地域・コミュニティで「孤立させない」ことです。

 

一昔前は、「地域、隣人同士の繋がり」が日常的でした。

・町内に誰が住んでいるかを知っている

・町内会や自治会への加入している

・地域の交流への参加している

も当たり前の時代もありました。

 

下表は、総務省による「自治会・町内会の活動の持続可能性について」の公表資料を基に加工したものです。人口の少ない自治体の加入率は高く、人口50万人以上の大都市の加入率はH22からR02の10年間で▲6.5%と減少し、R02の加入率は6割を下回っています。
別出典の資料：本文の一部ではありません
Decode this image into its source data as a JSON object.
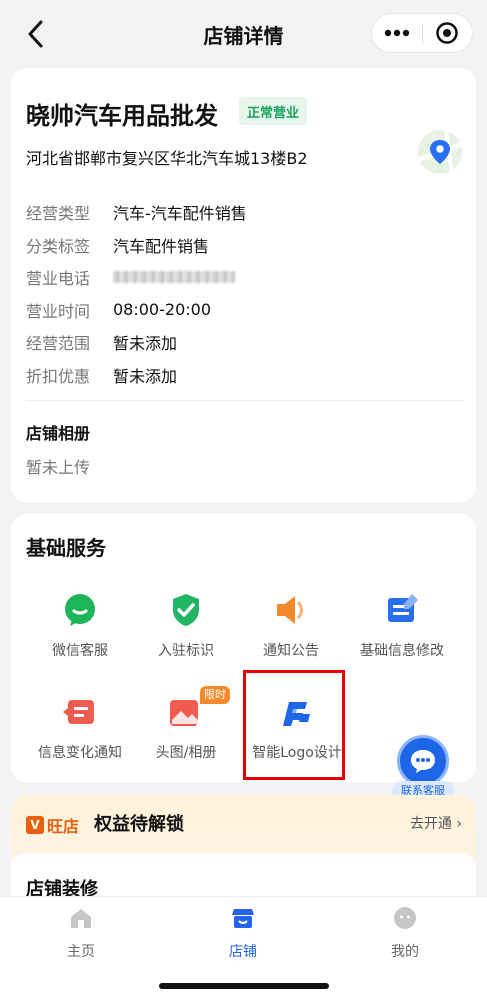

都市部では、益々、地域社会との繋がりが希薄化するように感じました。

 

 

「メリット・デメリット」、「損得勘定」で物事を考える傾向があると、地域との関わりにメリット(見返り、遣り甲斐、モチベーション等)が感じられない場合、人は地域・コミュニティから離れていく可能性があります。

 

また、プライベートが重視される時代において、『ご近所付き合い』はかなり薄れつつあります。

 

しかしながら、この先(何十年後)のことを考えると、「一昔前の関係性を取り戻す」必要性を感じます。

 

地域・コミュニティ離れを抑止するには、

 

魅力ある地域・コミュニティを目指す努力

 

が必要です。

 

先日、横浜市が「横浜市の将来人口推計」を公表しました(令和6年3月28日)。

下表は公表資料の一部抜粋です。

 

 

この推計によりますと、横浜市全18の行政区のうち、50年後の2070年に、人口が増加と推計した行政区は5つのみです。
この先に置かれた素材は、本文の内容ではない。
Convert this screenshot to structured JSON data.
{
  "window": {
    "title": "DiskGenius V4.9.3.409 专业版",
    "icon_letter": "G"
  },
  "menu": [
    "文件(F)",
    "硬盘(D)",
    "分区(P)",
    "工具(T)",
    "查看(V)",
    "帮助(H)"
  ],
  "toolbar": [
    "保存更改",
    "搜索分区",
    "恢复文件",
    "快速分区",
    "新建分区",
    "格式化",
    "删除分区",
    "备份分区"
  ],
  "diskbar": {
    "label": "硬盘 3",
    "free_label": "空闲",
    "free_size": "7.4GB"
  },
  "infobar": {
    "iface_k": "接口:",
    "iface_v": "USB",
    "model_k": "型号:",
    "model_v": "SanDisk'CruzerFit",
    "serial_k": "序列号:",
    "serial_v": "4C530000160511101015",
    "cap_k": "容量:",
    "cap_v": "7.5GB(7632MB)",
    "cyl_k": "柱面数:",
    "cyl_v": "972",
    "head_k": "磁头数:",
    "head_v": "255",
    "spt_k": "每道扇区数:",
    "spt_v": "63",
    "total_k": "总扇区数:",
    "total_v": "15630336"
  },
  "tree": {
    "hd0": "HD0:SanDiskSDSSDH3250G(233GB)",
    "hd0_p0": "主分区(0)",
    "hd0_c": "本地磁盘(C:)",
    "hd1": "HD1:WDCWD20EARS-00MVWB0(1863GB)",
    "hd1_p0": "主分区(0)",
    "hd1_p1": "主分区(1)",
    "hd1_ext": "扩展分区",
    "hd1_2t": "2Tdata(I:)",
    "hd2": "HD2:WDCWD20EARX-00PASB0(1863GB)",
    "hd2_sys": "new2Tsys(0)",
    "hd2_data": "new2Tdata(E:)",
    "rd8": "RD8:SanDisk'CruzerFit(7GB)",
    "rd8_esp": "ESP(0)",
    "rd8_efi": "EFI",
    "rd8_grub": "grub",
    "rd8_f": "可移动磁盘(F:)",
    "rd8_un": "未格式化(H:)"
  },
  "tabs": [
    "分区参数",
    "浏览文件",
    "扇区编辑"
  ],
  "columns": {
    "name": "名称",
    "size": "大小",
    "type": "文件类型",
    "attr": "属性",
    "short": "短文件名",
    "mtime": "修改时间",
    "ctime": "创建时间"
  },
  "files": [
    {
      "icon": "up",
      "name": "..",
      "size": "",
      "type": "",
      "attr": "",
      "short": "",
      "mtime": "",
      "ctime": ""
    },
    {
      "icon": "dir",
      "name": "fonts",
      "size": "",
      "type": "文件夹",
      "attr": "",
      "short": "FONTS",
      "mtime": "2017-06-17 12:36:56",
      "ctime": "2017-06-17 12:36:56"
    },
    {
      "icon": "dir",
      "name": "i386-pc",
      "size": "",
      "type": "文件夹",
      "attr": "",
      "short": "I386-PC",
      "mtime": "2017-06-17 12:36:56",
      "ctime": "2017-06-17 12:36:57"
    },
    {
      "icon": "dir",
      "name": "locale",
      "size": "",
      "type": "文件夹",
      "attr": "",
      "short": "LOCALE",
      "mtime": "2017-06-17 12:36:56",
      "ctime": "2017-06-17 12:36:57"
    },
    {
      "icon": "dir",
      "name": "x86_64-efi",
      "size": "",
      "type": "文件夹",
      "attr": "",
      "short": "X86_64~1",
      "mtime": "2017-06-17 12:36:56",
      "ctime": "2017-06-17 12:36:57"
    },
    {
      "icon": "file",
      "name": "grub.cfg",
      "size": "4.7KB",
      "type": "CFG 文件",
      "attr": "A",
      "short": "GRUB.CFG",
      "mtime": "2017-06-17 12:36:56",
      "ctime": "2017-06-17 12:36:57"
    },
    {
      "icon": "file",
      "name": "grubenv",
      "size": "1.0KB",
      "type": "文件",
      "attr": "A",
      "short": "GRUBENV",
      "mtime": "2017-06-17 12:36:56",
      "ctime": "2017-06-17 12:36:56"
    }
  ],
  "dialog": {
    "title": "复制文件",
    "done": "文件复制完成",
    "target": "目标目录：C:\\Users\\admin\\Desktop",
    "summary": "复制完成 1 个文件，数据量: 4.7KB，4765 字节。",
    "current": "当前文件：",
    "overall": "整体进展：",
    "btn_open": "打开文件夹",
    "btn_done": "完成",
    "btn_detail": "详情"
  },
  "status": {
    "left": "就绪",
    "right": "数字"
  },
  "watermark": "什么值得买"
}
行政区別に色分けすると以下になります(公表資料より一部抜粋

50年後、私が住む横浜市金沢区の人口は、2020年に対して▲51.3%です。

横浜市金沢区の高齢者人口(65歳以上)の割合は約30%と、横浜市で第2位です。

高齢化率の高さも影響しているように思います。

 

今回取り上げた、世帯・人口の推計は、あくまでも予測です。

予測、将来は「進み方、やり方によって変わる」ため、推計を悲観的に捉える必要はありません。

 

人口減を抑止し、高齢者に優しく、子育て世代にとって魅力がある住みやすい街づくりの在り方を、地域住民、お一人おひとりが「意識し、考え、行動すること」で将来は変えられます(変えられると信じたいものです)

 

物事を変えるには、まず現状(足元)把握から始めることが肝要です。その意味で、世帯・人口の将来推計は、参考となるデータです。

 

是非、良い方向に変えていきたいと思います。